Cheryl Clark, for HealthLeaders Media, May 10, 2012

"As states struggled to balance their budgets, Medicaid payment for primary care services plummeted to as low as 36% of Medicare compensation," Stream said. "Such drastically low payments forced physicians to limit the number of Medicaid patients they could accept without putting their practices at serious financial risk. Using federal funds to bring Medicaid payment up to par with Medicare will temporarily ease the financial risk and, in turn, enable physicians to accept additional Medicaid patients."

"Payments to physicians who treat Medicaid patients are far too low and have not kept up with the cost of providing care," American Medical Association president Peter Carmel, MD, said in a statement. "The AMA supports appropriate Medicaid payments to all physicians to ensure patients have access to high quality care."

The proposed rule would apply to primary care physicians defined as those who specialize in family medicine, internal medicine, and pediatrics. It also applies to subspecialists in certain circumstances when they provide primary care.

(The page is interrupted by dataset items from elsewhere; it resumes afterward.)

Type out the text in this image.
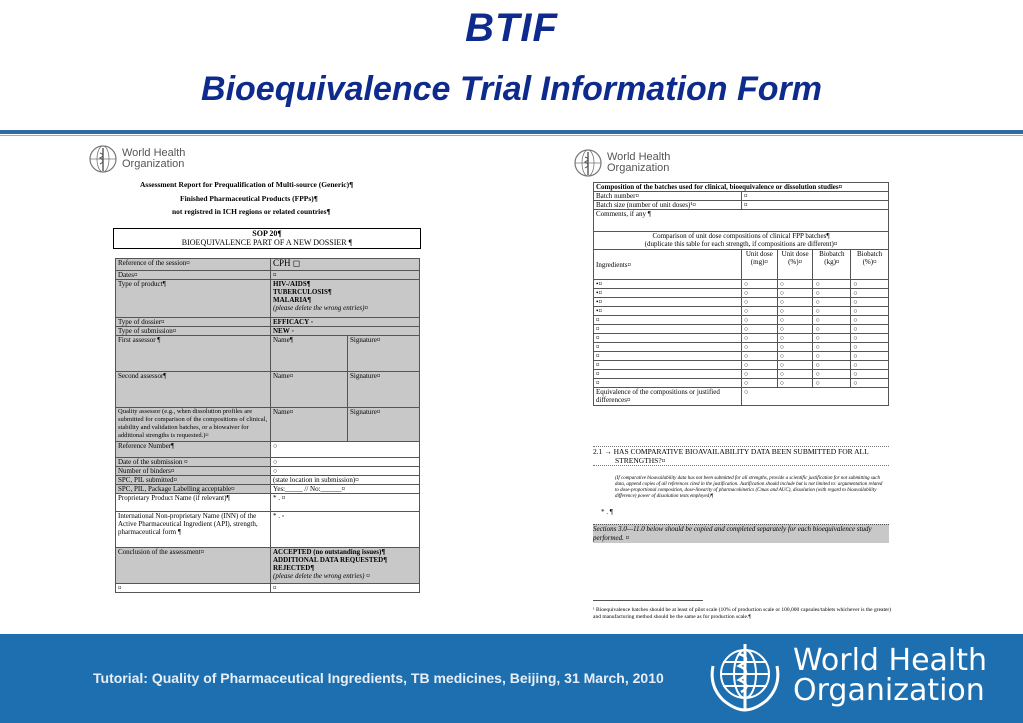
BTIF
Bioequivalence Trial Information Form
World Health
Organization
Assessment Report for Prequalification of Multi-source (Generic)¶
Finished Pharmaceutical Products (FPPs)¶
not registred in ICH regions or related countries¶
SOP 20¶
BIOEQUIVALENCE PART OF A NEW DOSSIER ¶
Reference of the session¤	CPH ◻	
Dates¤	¤	
Type of product¶	HIV-/AIDS¶
TUBERCULOSIS¶
MALARIA¶
(please delete the wrong entries)¤	

Type of dossier¤	EFFICACY ◦	
Type of submission¤	NEW ◦	
First assessor ¶	Name¶	Signature¤
Second assessor¶	Name¤	Signature¤
Quality assessor (e.g., when dissolution profiles are submitted for comparison of the compositions of clinical, stability and validation batches, or a biowaiver for additional strengths is requested.)¤	Name¤	Signature¤
Reference Number¶	○	
Date of the submission ¤	○	
Number of binders¤	○	
SPC, PIL submitted¤	(state location in submission)¤	
SPC, PIL, Package Labelling acceptable¤	Yes:_____ // No:______¤	
Proprietary Product Name (if relevant)¶	* . ¤	
International Non-proprietary Name (INN) of the Active Pharmaceutical Ingredient (API), strength, pharmaceutical form ¶	* . ◦	
Conclusion of the assessment¤	ACCEPTED (no outstanding issues)¶
ADDITIONAL DATA REQUESTED¶
REJECTED¶
(please delete the wrong entries) ¤	

¤	¤	
World Health
Organization
Composition of the batches used for clinical, bioequivalence or dissolution studies¤				
Batch number¤	¤			
Batch size (number of unit doses)¹¤	¤			
Comments, if any ¶				

Comparison of unit dose compositions of clinical FPP batches¶
(duplicate this table for each strength, if compositions are different)¤				

Ingredients¤	Unit dose (mg)¤	Unit dose (%)¤	Biobatch (kg)¤	Biobatch (%)¤
•¤	○	○	○	○
•¤	○	○	○	○
•¤	○	○	○	○
•¤	○	○	○	○
¤	○	○	○	○
¤	○	○	○	○
¤	○	○	○	○
¤	○	○	○	○
¤	○	○	○	○
¤	○	○	○	○
¤	○	○	○	○
¤	○	○	○	○
Equivalence of the compositions or justified differences¤	○			
2.1 → HAS COMPARATIVE BIOAVAILABILITY DATA BEEN SUBMITTED FOR ALL
STRENGTHS?¤
(If comparative bioavailability data has not been submitted for all strengths, provide a scientific justification for not submitting such data, append copies of all references cited in the justification. Justification should include but is not limited to: argumentation related to dose-proportional composition, dose-linearity of pharmacokinetics (Cmax and AUC), dissolution (with regard to bioavailability difference) power of dissolution tests employed)¶
* . ¶
Sections 3.0—11.0 below should be copied and completed separately for each bioequivalence study performed. ¤
¹ Bioequivalence batches should be at least of pilot scale (10% of production scale or 100,000 capsules/tablets whichever is the greater) and manufacturing method should be the same as for production scale.¶
Tutorial: Quality of Pharmaceutical Ingredients, TB medicines, Beijing, 31 March, 2010	World Health
Organization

In a fact sheet released Wednesday, CMS clarified that the rule "means higher payment would be made for primary care services rendered by practitioners—including, for example, nurse practitioners—working under the supervision of any qualifying physician and billing under that physician's Medicaid provider number."

Stream and others took the opportunity to remind policymakers that the Medicaid pay increase, as attractive as it seems, is not really a fix unless lawmakers repeal the sustainable growth rate formula or SGR, which would impose a 32% pay cut on physicians starting in 2013.

"Without a permanent solution to the flawed SGR formula on which Medicare payment is based, physicians still face a 32% Medicare pay cut in 2013 plus an additional 2 percent reduction mandated by last year's deficit reduction agreement," Stream said. Medicaid parity with a plummeting Medicare payment would fail to increase low-income Americans' access to health care, and the AAFP continues to call on Congress to address the SGR."